La petite équipe a pris un avocat. La plainte était rédigée, prête à partir au tribunal administratif, jusqu’à ce coup de théâtre, mardi : la chef du service reçoit un coup de fil de l’Agence régionale de santé, qui lui annonce l’autorisation de passer en garde sur place, avec le budget afférent pour renflouer l’équipe. « Enfin le déblocage! Nous ne portons plus plainte », se réjouit le Dr Célia Levavasseur.
Surcoût élevé
D’autres praticiens, luttant pour faire reconnaître leurs droits, iront peut-être jusqu’au bureau du juge.
L’arrêté de novembre 2013 (lire ci-dessous), censé mettre les hôpitaux en règle sur la reconnaissance des astreintes et l’indemnisation de la continuité des soins des PH, n’est que très partiellement appliqué.
Que se passerait-il, si l’ensemble des praticiens hospitaliers concernés par les astreintes opérationnelles (chirurgiens, radiologues, cardiologues interventionnels...) exigeaient l’application immédiate de la réglementation ? La Fédération hospitalière de France (FHF) a fait ses calculs. Les dépenses liées à la permanence des soins hospitalière bondiraient alors de 30 %.

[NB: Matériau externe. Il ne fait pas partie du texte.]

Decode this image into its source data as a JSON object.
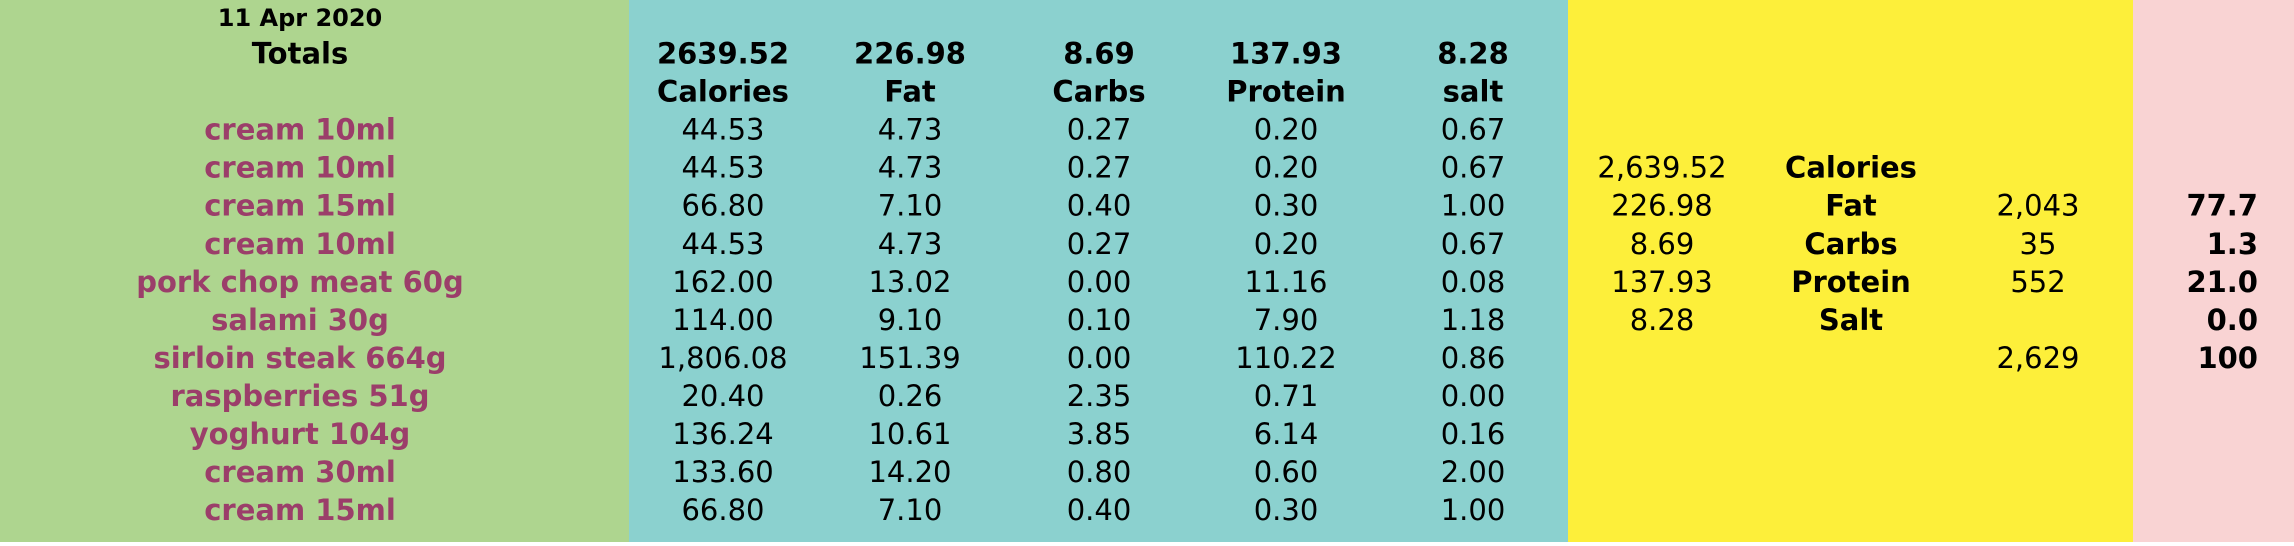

L’absence de repos compensateur après une astreinte déplacée est l’un des points durs. Systématiser cette pause de 11 heures impliquerait d’alléger l’activité programmée et de renforcer les effectifs. Baisse des recettes T2A d’un côté, hausse des dépenses salariales de l’autre : les directions d’hôpital ont le pied sur le frein.
Les internes aussi voient d’un mauvais œil l’application de l’arrêté. Ils craignent de devoir jouer les bouche-trous (à moindre coût), et de récupérer des lignes de garde supplémentaires. Des discussions sont en cours à ce sujet au sein du service de radiologie des Hospices civils de Lyon. « La nuit, on est là pour apprendre aux côtés des PH, pas pour faire tourner l’hôpital », met en garde Emmanuel Loeb, président de l’ISNI.

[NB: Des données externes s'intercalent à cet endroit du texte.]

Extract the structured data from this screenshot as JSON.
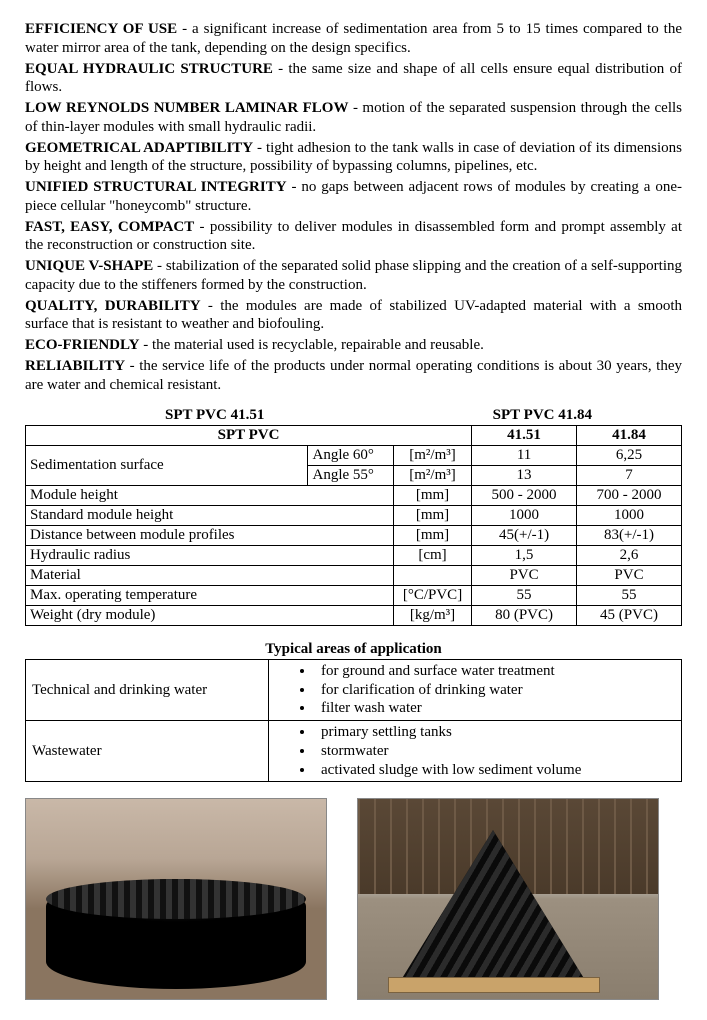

Les médecins font valoir leur droit à la santé
La perspective du tribunal inquiète vivement les chefs d’établissement.
Un cabinet d’avocats, sollicité par la FHF, rappelle que la non-application de l’arrêté est « une faute ». Face au risque contentieux, le cabinet conseille de modifier le règlement intérieur de l’hôpital, afin de légitimer les éventuelles dérogations en place.
Mais des dérogations, le corps médical, bien souvent, n’en veut pas. « Notre santé et celle de nos patients est en jeu, insiste le Dr Yves Rébufat, président du SNPHAR-E (syndicat national des praticiens hospitaliers anesthésistes réanimateurs élargi). Personne ne prendrait l’avion avec un pilote qui n’a pas dormi depuis 24 heures ».
Quid en cas de pépin au bloc au lendemain d’une astreinte non suivie du repos obligatoire ? Il n’y a ni précédent, ni jurisprudence. « Le juge pourra considérer que c’est une faute détachable du service », anticipe le syndicaliste. Qui espère que les assureurs ne se défausseront pas.